Plus de 150 policiers se sont rassemblés samedi soir à Strasbourg et à Nancy pour manifester leur exaspération, déplorer leurs conditions de travail et exprimer leur solidarité avec leurs collègues sauvagement agressés récemment en région parisienne, ont constaté deux journalistes de l'AFP dans ces deux villes.

"On en a marre". A Strasbourg, une cinquantaine de policiers nationaux et municipaux, tous en civil, se sont réunis sur la place Kléber. Un cortège de voitures de service a fait le tour de la place, deux-tons en marche et gyrophares allumés, au grand étonnement de touristes en promenade. "On en a marre, comme tous nos collègues de France et de Navarre", a confié un fonctionnaire ayant requis l'anonymat.

"Les voitures en mauvais état, la veste ignifugée qui ne l'est plus après trois lavages, le bon gilet pare-balles qu'on se paye soi-même parce que celui de l'administration n'est pas très efficace et surtout l'exaspération de voir avec quelle mansuétude nos 'clients' ressortent du tribunal après qu'on les y a conduits", a poursuivi ce policier qui a refusé d'indiquer son commissariat d'attache. Les policiers ont entonné la Marseillaise et se sont dispersés sous le regard bienveillant de quelques uns de leurs collègues de service et en uniforme.

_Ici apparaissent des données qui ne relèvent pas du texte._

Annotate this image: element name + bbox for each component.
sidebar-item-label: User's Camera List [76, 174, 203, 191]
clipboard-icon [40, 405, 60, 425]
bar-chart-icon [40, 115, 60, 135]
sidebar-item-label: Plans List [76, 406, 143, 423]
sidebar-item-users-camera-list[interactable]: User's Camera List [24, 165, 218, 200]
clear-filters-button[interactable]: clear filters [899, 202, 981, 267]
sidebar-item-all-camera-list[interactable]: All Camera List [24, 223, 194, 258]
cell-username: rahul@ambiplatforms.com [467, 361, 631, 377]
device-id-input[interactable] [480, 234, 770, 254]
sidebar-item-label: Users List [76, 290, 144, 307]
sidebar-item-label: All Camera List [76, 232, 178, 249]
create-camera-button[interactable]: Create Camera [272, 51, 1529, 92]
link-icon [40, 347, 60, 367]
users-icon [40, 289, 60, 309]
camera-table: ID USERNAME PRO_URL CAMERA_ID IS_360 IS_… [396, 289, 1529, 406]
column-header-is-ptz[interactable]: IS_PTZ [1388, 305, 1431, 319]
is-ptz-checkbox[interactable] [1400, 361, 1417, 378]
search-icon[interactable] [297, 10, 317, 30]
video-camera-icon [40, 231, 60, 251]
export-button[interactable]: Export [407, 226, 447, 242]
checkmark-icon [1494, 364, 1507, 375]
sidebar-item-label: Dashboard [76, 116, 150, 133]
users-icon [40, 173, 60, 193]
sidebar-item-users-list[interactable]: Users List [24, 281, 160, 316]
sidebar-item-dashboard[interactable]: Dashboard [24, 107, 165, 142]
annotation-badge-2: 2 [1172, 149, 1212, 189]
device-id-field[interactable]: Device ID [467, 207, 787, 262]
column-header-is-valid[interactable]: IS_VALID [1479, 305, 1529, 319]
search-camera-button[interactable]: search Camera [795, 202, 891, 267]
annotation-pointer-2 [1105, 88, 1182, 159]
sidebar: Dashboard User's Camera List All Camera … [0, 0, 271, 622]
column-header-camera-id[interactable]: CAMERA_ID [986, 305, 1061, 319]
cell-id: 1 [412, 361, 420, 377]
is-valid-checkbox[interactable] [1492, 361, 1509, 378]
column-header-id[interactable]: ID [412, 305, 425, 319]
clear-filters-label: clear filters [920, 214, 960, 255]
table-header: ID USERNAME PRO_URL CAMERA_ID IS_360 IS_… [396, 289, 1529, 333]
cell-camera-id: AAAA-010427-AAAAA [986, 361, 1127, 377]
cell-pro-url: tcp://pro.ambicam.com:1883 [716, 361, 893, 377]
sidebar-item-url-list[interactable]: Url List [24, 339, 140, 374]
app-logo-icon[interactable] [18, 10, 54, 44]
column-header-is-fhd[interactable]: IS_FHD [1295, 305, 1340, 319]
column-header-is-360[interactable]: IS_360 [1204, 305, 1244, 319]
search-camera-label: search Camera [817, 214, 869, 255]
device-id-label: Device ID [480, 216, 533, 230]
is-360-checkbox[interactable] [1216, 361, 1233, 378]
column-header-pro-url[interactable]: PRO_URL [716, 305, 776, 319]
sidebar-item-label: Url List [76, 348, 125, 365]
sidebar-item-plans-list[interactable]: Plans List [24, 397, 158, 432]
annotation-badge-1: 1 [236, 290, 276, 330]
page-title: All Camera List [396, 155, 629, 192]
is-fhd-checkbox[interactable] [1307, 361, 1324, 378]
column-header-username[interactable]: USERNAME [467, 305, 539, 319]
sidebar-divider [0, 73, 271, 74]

"83 % des Français aiment la police et j'en suis". A Nancy, une centaine de policiers se sont rassemblés devant le commissariat central et se sont dirigés vers la préfecture, escortés par des voitures de service, sirène et gyrophare en action. Ils ont réclamé la démission du ministre de l'Intérieur, Bernard Cazeneuve, puis entonné la Marseillaise. Thierry, un anonyme de 59 ans, qui s'est présenté comme "un simple citoyen" est venu soutenir les policiers. Il a brandi un drapeau français sur lequel il avait écrit "83 % des Français aiment la police et j'en suis". Les policiers ont ensuite fait le tour de la place Stanislas, sous les fenêtres de la préfecture de Meurthe et Moselle.

Après la très violente agression de quatre policiers le 8 octobre à Viry-Châtillon (Essonne), des rassemblements spontanés similaires de policiers ont lieu depuis une semaine un peu partout en France.